Untitled Part 1

5 1 0
                                    


102 floors down

"5.."

"4.."

"3.."

"2.."

"1.."

The ball dropped, the timer hit zero, and the sound of New York City's voices seemed to echo across the world. I turned my face into the wind and snow just as the fireworks lit up the Manhattan skyline.

"One more year gone." I muttered to myself. "One more year that I didn't tell them." I tried to push that thought from my mind. "Don't think about that, thinking about it won't bring her back." I forced myself away from the icy cold railing surrounding the edge of the concrete platform.

A hand rested on my shoulder, Stella's kind face hovered next to my own.

"What was that? You ok?"

"Fine." I said, Shrugging her off. That was always my response to that question. No matter if I was okay or not. "You sure?" I rolled my eyes. "'Course I'm sure." Stella looked like she wanted to press the matter, but to my relief, she didn't. We were standing at the top of the Empire State Building, looking down at the crowded square of people still cheering and yelling. They all looked ridiculous in the bright purple hats with the gold numbers "2118!" printed across the brim. Many of them had face paint that declared the same thing.

I could have stared down at all those people below me for hours, but Stella managed to pry me away. "Come on." She started tugging me toward the roof door. "Let's go get some food." Her voice was almost lost in the howling wind. We reached the door and wound our way down the twisting staircase.

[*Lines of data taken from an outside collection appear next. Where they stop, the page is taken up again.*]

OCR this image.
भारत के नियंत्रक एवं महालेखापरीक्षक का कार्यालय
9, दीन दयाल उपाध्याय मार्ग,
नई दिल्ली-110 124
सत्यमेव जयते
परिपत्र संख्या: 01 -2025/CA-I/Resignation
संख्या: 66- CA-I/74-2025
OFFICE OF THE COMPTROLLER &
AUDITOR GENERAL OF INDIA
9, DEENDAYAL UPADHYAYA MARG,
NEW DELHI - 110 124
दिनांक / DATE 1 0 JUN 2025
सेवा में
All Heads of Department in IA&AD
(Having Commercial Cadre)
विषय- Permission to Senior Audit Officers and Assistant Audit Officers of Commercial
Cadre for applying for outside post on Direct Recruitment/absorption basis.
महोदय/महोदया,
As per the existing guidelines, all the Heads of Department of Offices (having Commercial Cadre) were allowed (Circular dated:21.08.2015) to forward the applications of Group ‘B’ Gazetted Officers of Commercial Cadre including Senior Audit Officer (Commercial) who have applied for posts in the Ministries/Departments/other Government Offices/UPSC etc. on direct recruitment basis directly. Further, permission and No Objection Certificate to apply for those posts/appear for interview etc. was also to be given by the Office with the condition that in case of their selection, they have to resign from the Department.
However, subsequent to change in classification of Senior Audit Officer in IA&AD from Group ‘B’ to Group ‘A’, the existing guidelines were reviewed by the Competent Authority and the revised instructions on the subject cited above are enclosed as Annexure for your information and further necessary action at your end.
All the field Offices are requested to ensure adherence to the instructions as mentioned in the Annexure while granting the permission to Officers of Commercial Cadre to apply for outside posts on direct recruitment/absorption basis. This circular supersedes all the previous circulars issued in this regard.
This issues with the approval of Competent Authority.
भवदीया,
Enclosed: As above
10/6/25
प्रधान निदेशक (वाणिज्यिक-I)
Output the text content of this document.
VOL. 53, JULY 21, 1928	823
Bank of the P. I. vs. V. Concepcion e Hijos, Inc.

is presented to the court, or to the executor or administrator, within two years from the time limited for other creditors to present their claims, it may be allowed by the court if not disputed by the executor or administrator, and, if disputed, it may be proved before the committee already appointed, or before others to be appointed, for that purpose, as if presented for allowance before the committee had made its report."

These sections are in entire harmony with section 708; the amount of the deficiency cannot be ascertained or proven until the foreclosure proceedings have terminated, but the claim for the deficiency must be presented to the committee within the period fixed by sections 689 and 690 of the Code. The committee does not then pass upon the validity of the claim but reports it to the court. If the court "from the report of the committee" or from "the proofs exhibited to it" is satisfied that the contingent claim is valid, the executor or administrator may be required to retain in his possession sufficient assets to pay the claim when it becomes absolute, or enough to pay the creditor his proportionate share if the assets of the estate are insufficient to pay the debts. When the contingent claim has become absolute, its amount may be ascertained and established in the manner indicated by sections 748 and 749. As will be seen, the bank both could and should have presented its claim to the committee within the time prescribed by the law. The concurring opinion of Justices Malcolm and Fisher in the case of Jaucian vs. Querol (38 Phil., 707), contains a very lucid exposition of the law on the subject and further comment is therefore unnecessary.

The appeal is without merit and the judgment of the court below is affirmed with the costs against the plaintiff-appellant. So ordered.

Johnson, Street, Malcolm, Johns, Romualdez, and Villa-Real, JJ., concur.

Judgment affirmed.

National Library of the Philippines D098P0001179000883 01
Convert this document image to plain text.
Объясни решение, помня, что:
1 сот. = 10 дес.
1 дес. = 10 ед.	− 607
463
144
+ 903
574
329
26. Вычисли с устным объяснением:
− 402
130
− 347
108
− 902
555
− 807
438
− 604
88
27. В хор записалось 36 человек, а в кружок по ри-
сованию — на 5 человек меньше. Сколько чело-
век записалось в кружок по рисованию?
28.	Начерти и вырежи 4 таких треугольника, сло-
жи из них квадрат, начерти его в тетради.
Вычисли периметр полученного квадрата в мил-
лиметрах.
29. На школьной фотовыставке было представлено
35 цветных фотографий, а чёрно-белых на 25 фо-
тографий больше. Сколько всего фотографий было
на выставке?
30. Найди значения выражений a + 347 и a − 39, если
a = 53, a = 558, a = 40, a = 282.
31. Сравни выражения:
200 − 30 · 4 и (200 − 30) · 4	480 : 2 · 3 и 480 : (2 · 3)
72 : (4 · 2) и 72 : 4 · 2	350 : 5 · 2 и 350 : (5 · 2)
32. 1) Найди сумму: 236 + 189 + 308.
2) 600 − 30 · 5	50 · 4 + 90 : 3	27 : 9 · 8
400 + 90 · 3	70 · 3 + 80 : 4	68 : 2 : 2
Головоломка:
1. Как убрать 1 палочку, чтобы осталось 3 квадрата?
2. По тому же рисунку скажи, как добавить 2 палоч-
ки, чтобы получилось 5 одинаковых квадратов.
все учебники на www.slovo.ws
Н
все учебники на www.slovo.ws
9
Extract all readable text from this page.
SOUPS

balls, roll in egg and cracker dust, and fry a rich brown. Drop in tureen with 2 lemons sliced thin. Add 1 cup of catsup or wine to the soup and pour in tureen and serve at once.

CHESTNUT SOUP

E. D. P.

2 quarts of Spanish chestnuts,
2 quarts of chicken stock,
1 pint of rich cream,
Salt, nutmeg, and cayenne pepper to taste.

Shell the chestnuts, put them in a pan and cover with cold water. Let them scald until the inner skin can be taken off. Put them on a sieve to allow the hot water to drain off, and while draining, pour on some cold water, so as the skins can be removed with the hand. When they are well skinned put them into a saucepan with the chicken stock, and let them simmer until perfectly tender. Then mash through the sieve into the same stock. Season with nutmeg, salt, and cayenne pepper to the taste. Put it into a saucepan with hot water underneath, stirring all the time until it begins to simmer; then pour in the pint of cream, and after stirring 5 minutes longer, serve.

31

Stella and I emerged from the trap door in the ceiling and speed walking, went across the the great entry hall to the kitchen. A couple walked past us. "You look wonderful tonight, Ruby." The man nodded his head to me. "Thank you." I responded politely. My voice sounds strained. "Stop it." I scolded myself. That wasn't fair. These random people had no idea how much I hated it when people complimented me. Stella said it was perfectly natural, and that I was going to have to deal with it for the rest of my life. Easy for her to say. She hasn't been told countless times that she's "So pretty," and "amazing looking," and the ever-popular, "wow you're so beautiful." I am so sick of it. Sometimes, I just want to yell at people to leave me alone, but I can't. No matter how much I want to. If I'm going to have the future I want, then I can't do anything like that. Stella takes my hand and squeezes it. "Just ignore them." She whispers. I nod stiffly. I think that she's the only one who truly understands how much I hate all this. Stella gently leads me toward the table piled high with just about every kind of food you can imagine: fruit, and meat and cheese/crackers and salad, and everything in between. I grabbed one of those small annoying plates that you can't seem to fit anything on, and after standing there for about three minutes, I decided I wasn't hungry and put the perfectly white plate back on its stack of identical twins.

We walked through the packed hallways, talking in small sentences to anyone who thought that it was necessary to compliment on our dresses or hair. I'm starting to wonder how these people can't see the snarl on my face. Clueless New Yorker's. Well, actually, I take that back. Not all of New York's population is dumb. Stella's not. And neither are my parents.

I wasn't born in North America, My parents met in London, then got married and after a few years had me, (or so I thought) so technically, I'm British. Though I don't sound British whatsoever. My mom promised to take me to London someday, when I'm around 18. Four (Almost three) years to go.

It was about 12:30 at night, and, knowing my parents, the party will go on for at least two and half more hours. Don't get me wrong, New York's great, but with all the late parties and stuff, it can be just a little overwhelming at times.